[942] DI String Match

https://leetcode.com/problems/di-string-match/description/

• algorithms
• Easy (67.48%)
• Source Code: 942.di-string-match.py
• Total Accepted: 26K
• Total Submissions: 37.2K
• Testcase Example: '"IDID"'

Given a string S that only contains "I" (increase) or "D" (decrease), let N = S.length.
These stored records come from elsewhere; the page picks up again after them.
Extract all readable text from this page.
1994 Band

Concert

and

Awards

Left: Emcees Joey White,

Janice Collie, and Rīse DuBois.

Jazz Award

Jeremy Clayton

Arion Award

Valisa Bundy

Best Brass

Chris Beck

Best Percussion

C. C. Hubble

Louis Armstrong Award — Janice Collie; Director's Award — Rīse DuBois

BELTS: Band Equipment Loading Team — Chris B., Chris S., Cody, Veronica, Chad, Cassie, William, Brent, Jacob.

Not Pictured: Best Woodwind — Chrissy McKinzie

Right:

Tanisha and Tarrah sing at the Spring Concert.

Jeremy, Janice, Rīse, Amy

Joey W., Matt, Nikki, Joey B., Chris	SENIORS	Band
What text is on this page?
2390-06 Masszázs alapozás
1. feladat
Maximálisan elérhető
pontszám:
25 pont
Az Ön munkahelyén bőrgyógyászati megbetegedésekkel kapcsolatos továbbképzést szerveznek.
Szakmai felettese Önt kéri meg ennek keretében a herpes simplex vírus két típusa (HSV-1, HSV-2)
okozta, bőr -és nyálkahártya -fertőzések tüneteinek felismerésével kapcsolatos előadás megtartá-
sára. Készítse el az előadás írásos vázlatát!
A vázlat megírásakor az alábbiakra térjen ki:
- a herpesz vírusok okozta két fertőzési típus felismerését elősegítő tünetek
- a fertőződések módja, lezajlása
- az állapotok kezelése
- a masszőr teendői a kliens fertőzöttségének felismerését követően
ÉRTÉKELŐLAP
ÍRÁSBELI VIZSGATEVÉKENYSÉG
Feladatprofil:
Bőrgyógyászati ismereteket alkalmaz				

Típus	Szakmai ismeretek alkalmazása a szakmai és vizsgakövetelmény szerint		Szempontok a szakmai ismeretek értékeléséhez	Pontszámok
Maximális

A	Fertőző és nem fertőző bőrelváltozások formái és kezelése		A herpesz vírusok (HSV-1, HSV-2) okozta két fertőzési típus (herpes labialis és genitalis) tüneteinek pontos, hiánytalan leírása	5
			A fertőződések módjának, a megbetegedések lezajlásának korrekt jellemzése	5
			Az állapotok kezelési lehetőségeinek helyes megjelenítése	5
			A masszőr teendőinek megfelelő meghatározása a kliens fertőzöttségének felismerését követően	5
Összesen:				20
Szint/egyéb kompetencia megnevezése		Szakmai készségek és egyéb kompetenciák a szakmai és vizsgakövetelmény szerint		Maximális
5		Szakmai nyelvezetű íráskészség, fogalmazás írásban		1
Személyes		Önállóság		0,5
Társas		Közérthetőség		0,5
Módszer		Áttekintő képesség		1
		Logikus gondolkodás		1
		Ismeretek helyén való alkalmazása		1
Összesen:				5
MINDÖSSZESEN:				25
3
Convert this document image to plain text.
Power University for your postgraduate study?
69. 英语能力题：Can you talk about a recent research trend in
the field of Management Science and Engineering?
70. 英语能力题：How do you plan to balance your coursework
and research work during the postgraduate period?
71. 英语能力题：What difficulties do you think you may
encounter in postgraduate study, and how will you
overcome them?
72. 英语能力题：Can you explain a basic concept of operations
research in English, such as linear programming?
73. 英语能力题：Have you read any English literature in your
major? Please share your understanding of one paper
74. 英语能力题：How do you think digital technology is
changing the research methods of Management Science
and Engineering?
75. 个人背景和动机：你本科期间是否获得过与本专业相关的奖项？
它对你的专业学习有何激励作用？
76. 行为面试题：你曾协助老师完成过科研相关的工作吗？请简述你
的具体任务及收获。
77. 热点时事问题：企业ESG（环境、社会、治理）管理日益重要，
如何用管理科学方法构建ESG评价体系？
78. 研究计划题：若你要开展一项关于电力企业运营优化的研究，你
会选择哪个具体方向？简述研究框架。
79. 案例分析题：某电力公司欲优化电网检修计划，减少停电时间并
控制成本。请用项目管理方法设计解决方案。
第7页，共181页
Return any permutation A of [0, 1, ..., N] such that for all i = 0, ..., N-1:

If S[i] == "I", then A[i] < A[i+1]
If S[i] == "D", then A[i] > A[i+1]

Example 1:

Input: "IDID" Output: [0,4,1,3,2]

Example 2:

Input: "III" Output: [0,1,2,3]

Example 3:

Input: "DDI" Output: [3,2,0,1]

Note:

1 <= S.length <= 10000
S only contains characters "I" or "D".

class Solution(object):
    def diStringMatch(self, S):
        """
        :type S: str
        :rtype: List[int]
        """
        result = []
        if not S: return result

        mn, mx = 0, len(S)

        for i in range(len(S)):
            if S[i] == 'D':
                result.append(mx)
                mx -= 1
            else:
                result.append(mn)
                mn += 1

        result.append(mn)
        return result